The gravel hauler in a statement to law enforcement authorities said he was on Farm Road 2648 shortly before McClelland’s body was found by passers-by at approximately 4 a.m. on Sept. 16, 2008.
Two other men, Shannon Finley and Ryan Crostley, have been charged with murder in McClelland’s death.
Finley is scheduled to go on trial Monday, July 20, in Sulphur Springs on a change of venue from Lamar County.
Crostley’s trial is scheduled to begin Monday, Sept. 21, also in Sulphur Springs.
Special prosecutor Toby Shook, of Dallas, assigned to the case because Lamar County and District attorney Gary Young had once defended Finley, said: “We are trying to follow up with the new information on the gravel truck driver.
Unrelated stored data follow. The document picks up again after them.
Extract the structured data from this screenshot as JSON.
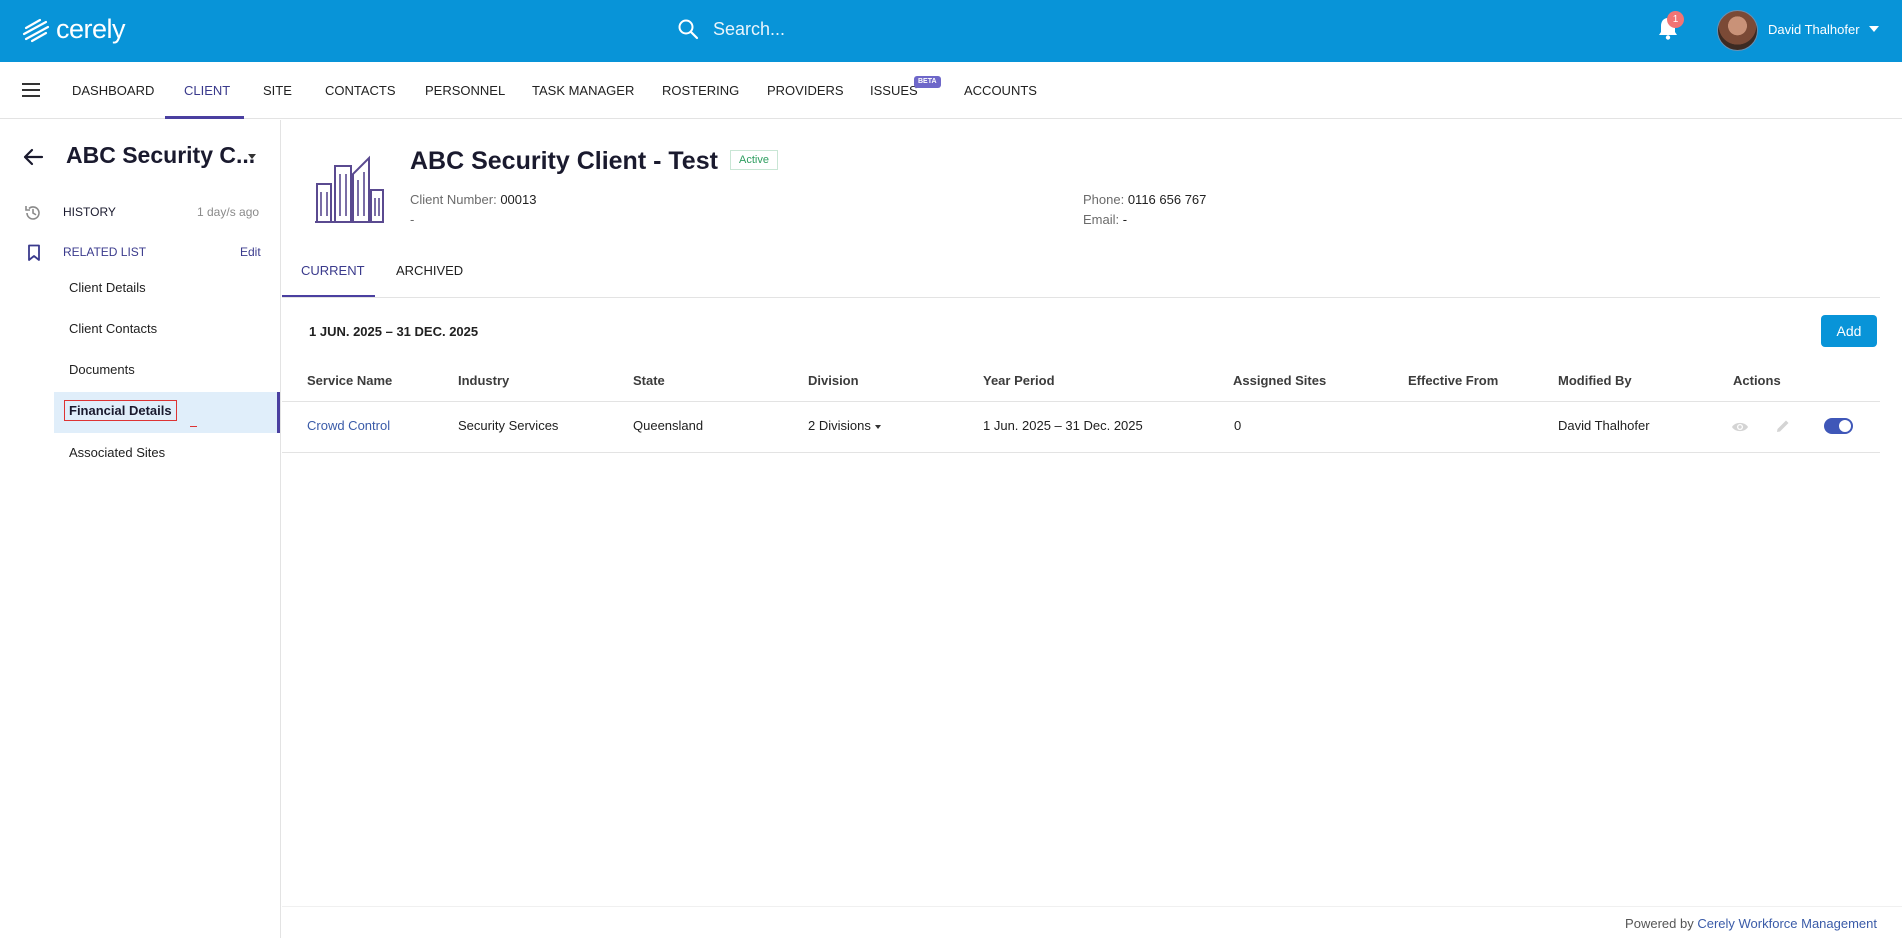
{
  "app": {
    "logo_text": "cerely"
  },
  "search": {
    "placeholder": "Search..."
  },
  "notifications": {
    "count": "1"
  },
  "user": {
    "name": "David Thalhofer"
  },
  "nav": {
    "items": [
      {
        "label": "DASHBOARD"
      },
      {
        "label": "CLIENT"
      },
      {
        "label": "SITE"
      },
      {
        "label": "CONTACTS"
      },
      {
        "label": "PERSONNEL"
      },
      {
        "label": "TASK MANAGER"
      },
      {
        "label": "ROSTERING"
      },
      {
        "label": "PROVIDERS"
      },
      {
        "label": "ISSUES"
      },
      {
        "label": "ACCOUNTS"
      }
    ],
    "beta_label": "BETA",
    "active": "CLIENT"
  },
  "sidebar": {
    "title": "ABC Security C...",
    "history_label": "HISTORY",
    "history_time": "1 day/s ago",
    "related_label": "RELATED LIST",
    "edit_label": "Edit",
    "items": [
      {
        "label": "Client Details"
      },
      {
        "label": "Client Contacts"
      },
      {
        "label": "Documents"
      },
      {
        "label": "Financial Details"
      },
      {
        "label": "Associated Sites"
      }
    ],
    "active_item": "Financial Details"
  },
  "client": {
    "name": "ABC Security Client - Test",
    "status": "Active",
    "number_label": "Client Number:",
    "number": "00013",
    "line2": "-",
    "phone_label": "Phone:",
    "phone": "0116 656 767",
    "email_label": "Email:",
    "email": "-"
  },
  "tabs": [
    {
      "label": "CURRENT"
    },
    {
      "label": "ARCHIVED"
    }
  ],
  "period": "1 JUN. 2025 – 31 DEC. 2025",
  "add_label": "Add",
  "table": {
    "columns": [
      "Service Name",
      "Industry",
      "State",
      "Division",
      "Year Period",
      "Assigned Sites",
      "Effective From",
      "Modified By",
      "Actions"
    ],
    "rows": [
      {
        "service_name": "Crowd Control",
        "industry": "Security Services",
        "state": "Queensland",
        "division": "2 Divisions",
        "year_period": "1 Jun. 2025 – 31 Dec. 2025",
        "assigned_sites": "0",
        "effective_from": "",
        "modified_by": "David Thalhofer",
        "active": true
      }
    ]
  },
  "footer": {
    "prefix": "Powered by",
    "link": "Cerely Workforce Management"
  },
  "colors": {
    "brand": "#0894d8",
    "accent": "#4a3fa0",
    "active_status": "#2d9d5f"
  }
}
It will be up to the Lamar County district attorney’s office on what to do about immunity, but the truck driver has given a statement to investigators, and we have that statement, so I do not know if immunity is relevant.”
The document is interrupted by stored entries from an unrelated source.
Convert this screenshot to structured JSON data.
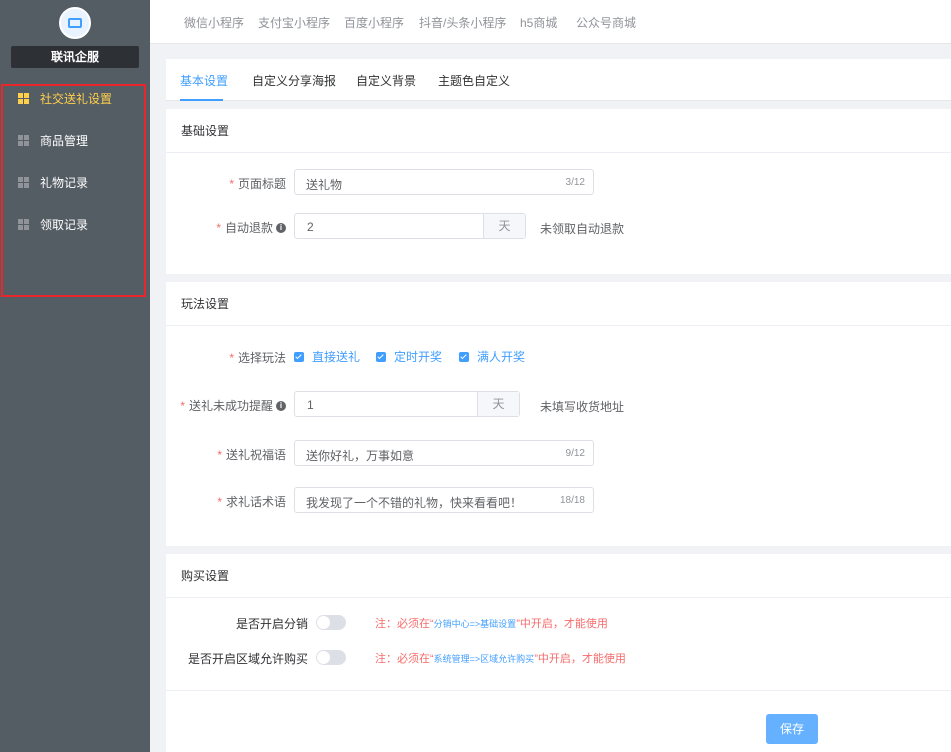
{
  "sidebar": {
    "brand": "联讯企服",
    "items": [
      {
        "label": "社交送礼设置",
        "active": true
      },
      {
        "label": "商品管理"
      },
      {
        "label": "礼物记录"
      },
      {
        "label": "领取记录"
      }
    ]
  },
  "topnav": [
    "微信小程序",
    "支付宝小程序",
    "百度小程序",
    "抖音/头条小程序",
    "h5商城",
    "公众号商城"
  ],
  "tabs": [
    "基本设置",
    "自定义分享海报",
    "自定义背景",
    "主题色自定义"
  ],
  "basic": {
    "header": "基础设置",
    "page_title": {
      "label": "页面标题",
      "value": "送礼物",
      "count": "3/12"
    },
    "auto_refund": {
      "label": "自动退款",
      "value": "2",
      "unit": "天",
      "hint": "未领取自动退款"
    }
  },
  "play": {
    "header": "玩法设置",
    "mode": {
      "label": "选择玩法",
      "options": [
        "直接送礼",
        "定时开奖",
        "满人开奖"
      ]
    },
    "remind": {
      "label": "送礼未成功提醒",
      "value": "1",
      "unit": "天",
      "hint": "未填写收货地址"
    },
    "blessing": {
      "label": "送礼祝福语",
      "value": "送你好礼，万事如意",
      "count": "9/12"
    },
    "pitch": {
      "label": "求礼话术语",
      "value": "我发现了一个不错的礼物，快来看看吧！",
      "count": "18/18"
    }
  },
  "buy": {
    "header": "购买设置",
    "distribution": {
      "label": "是否开启分销",
      "note_prefix": "注：必须在“",
      "note_link": "分销中心=>基础设置",
      "note_suffix": "”中开启，才能使用"
    },
    "region": {
      "label": "是否开启区域允许购买",
      "note_prefix": "注：必须在“",
      "note_link": "系统管理=>区域允许购买",
      "note_suffix": "”中开启，才能使用"
    }
  },
  "footer": {
    "save": "保存"
  },
  "colors": {
    "primary": "#409eff",
    "sidebar": "#545c64",
    "active": "#ffd04b",
    "danger": "#f56c6c"
  }
}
Paris defense attorney Ben Massar said the driver of the truck told investigators he thought he had hit something, looked back and saw nothing, stopped at one point to inspect his truck then went on.
Massar said: “I believe it was an accident, and I don’t think it was his (the gravel truck driver’s) intent to injure or kill anybody.”
Two witnesses who found McClelland’s body told authorities they passed a gravel truck going the opposite direction shortly before finding the body.
Finley and Crostley were charged with McClelland’s death after acquaintances told police the two men talked about his death and were the last people to be with McClelland on the night he died.
Since McClelland’s death, theories have swirled about how he died, who struck him and whether it was a hate crime or not.
The New Black Panthers came to Paris pushing for convictions of Finley and Crostley and demanding the crime be categorized as a hate crime.
When McClelland’s body was found, first responders initially believed it was a hit-run death, but investigators soon developed a different theory when they learned McClelland had been seen with Finley and Crostley in the evening before the body was discovered.
Investigators seized Finley’s truck and put it through a series of tests.
Massar said his team of investigators have determined the road where McClelland’s body was found is a common route for gravel trucks, and McClelland’s partially dismembered body was consistent with having been struck by a gravel truck.
Early in the investigation, Finley’s truck was tested and came up negative for DNA evidence. It was later retested with the same results.
After McClelland’s body was found, Finley fled to Wichita, Kan., where he was arrested.
Both Finley and Crostley have denied they had anything to do with McClelland’s death, but said the three had been out drinking on the night of the death and an argument ensued over who was sober enough to drive. At that point, the defendants said McClelland got out of Finley’s truck and began walking along the farm road.